4. Sage von den Delphinen.

[330] Eine Sage der Suaheli lautet wie folgt:


Zuerst gab es keine Delphine. Aber da war einmal der Prophet Salomo, der Herrscher. Das war ein gewaltiger König, und er herrschte über alle Dinge in der Welt: Menschen, Dämonen, Tiere, Winde. Und seine Königsmacht lag in seinem Ringe.
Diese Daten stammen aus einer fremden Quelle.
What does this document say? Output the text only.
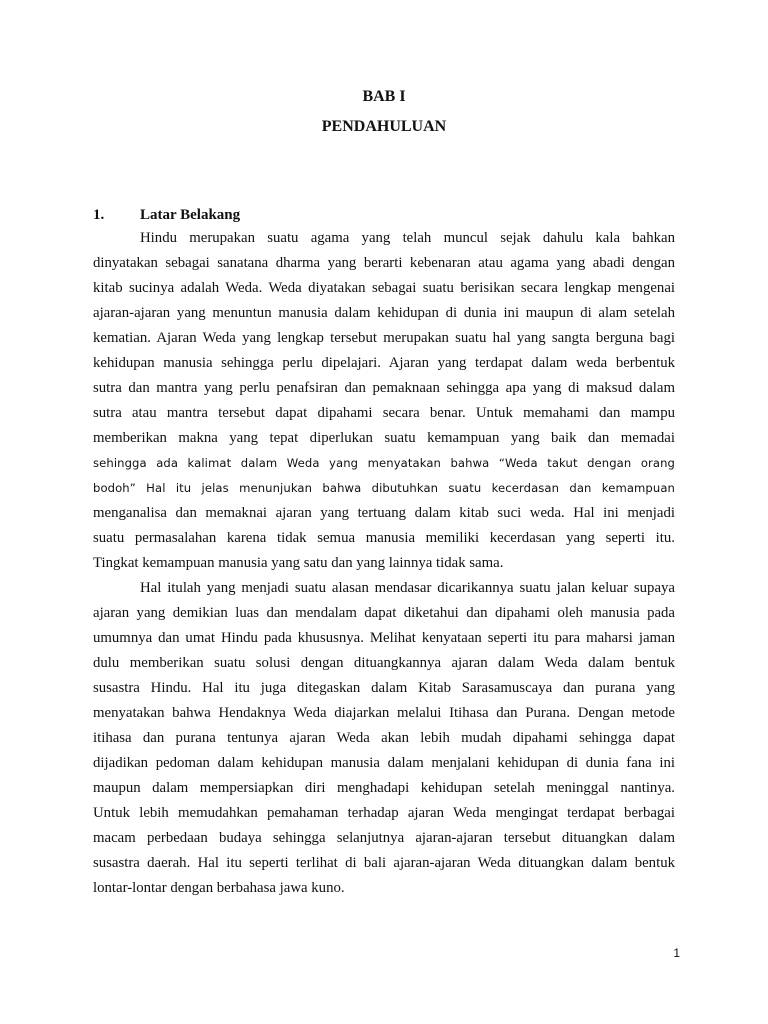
BAB I
PENDAHULUAN
1. Latar Belakang
Hindu merupakan suatu agama yang telah muncul sejak dahulu kala bahkan
dinyatakan sebagai sanatana dharma yang berarti kebenaran atau agama yang abadi dengan
kitab sucinya adalah Weda. Weda diyatakan sebagai suatu berisikan secara lengkap mengenai
ajaran-ajaran yang menuntun manusia dalam kehidupan di dunia ini maupun di alam setelah
kematian. Ajaran Weda yang lengkap tersebut merupakan suatu hal yang sangta berguna bagi
kehidupan manusia sehingga perlu dipelajari. Ajaran yang terdapat dalam weda berbentuk
sutra dan mantra yang perlu penafsiran dan pemaknaan sehingga apa yang di maksud dalam
sutra atau mantra tersebut dapat dipahami secara benar. Untuk memahami dan mampu
memberikan makna yang tepat diperlukan suatu kemampuan yang baik dan memadai
sehingga ada kalimat dalam Weda yang menyatakan bahwa “Weda takut dengan orang
bodoh” Hal itu jelas menunjukan bahwa dibutuhkan suatu kecerdasan dan kemampuan
menganalisa dan memaknai ajaran yang tertuang dalam kitab suci weda. Hal ini menjadi
suatu permasalahan karena tidak semua manusia memiliki kecerdasan yang seperti itu.
Tingkat kemampuan manusia yang satu dan yang lainnya tidak sama.
Hal itulah yang menjadi suatu alasan mendasar dicarikannya suatu jalan keluar supaya
ajaran yang demikian luas dan mendalam dapat diketahui dan dipahami oleh manusia pada
umumnya dan umat Hindu pada khususnya. Melihat kenyataan seperti itu para maharsi jaman
dulu memberikan suatu solusi dengan dituangkannya ajaran dalam Weda dalam bentuk
susastra Hindu. Hal itu juga ditegaskan dalam Kitab Sarasamuscaya dan purana yang
menyatakan bahwa Hendaknya Weda diajarkan melalui Itihasa dan Purana. Dengan metode
itihasa dan purana tentunya ajaran Weda akan lebih mudah dipahami sehingga dapat
dijadikan pedoman dalam kehidupan manusia dalam menjalani kehidupan di dunia fana ini
maupun dalam mempersiapkan diri menghadapi kehidupan setelah meninggal nantinya.
Untuk lebih memudahkan pemahaman terhadap ajaran Weda mengingat terdapat berbagai
macam perbedaan budaya sehingga selanjutnya ajaran-ajaran tersebut dituangkan dalam
susastra daerah. Hal itu seperti terlihat di bali ajaran-ajaran Weda dituangkan dalam bentuk
lontar-lontar dengan berbahasa jawa kuno.
1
Und eines Tages war der Prophet Salomo nicht aufmerksam, und es kam ein Dämon und stahl ihm seinen Ring und trug ihn, bis er ihm eines Tages ins Meer fiel. Und das ist der Grund, weshalb es im Meer Delphine gibt.[330] Denn als Gott sah, daß der Ring des Propheten Salomo von einem Dämon gestohlen war, und daß er dem Dämon in die See gefallen war, da schickte er die Delphine, um den Ring des Propheten Salomo zu suchen. Deshalb tauchen nun die Delphine immer in der See auf und nieder. Sie suchen nämlich noch immer den Ring. Und Gott weiß es am allerbesten.

Denn der Ring ist schon längst wieder zum Vorschein gekommen, aber sie suchen noch immer nach ihm, und sie hören auch nicht auf, nach ihm zu suchen, bis auf den Tag der Auferstehung.


  • Literatur: Büttner, Lieder und Geschichten der Suaheli, S. 126.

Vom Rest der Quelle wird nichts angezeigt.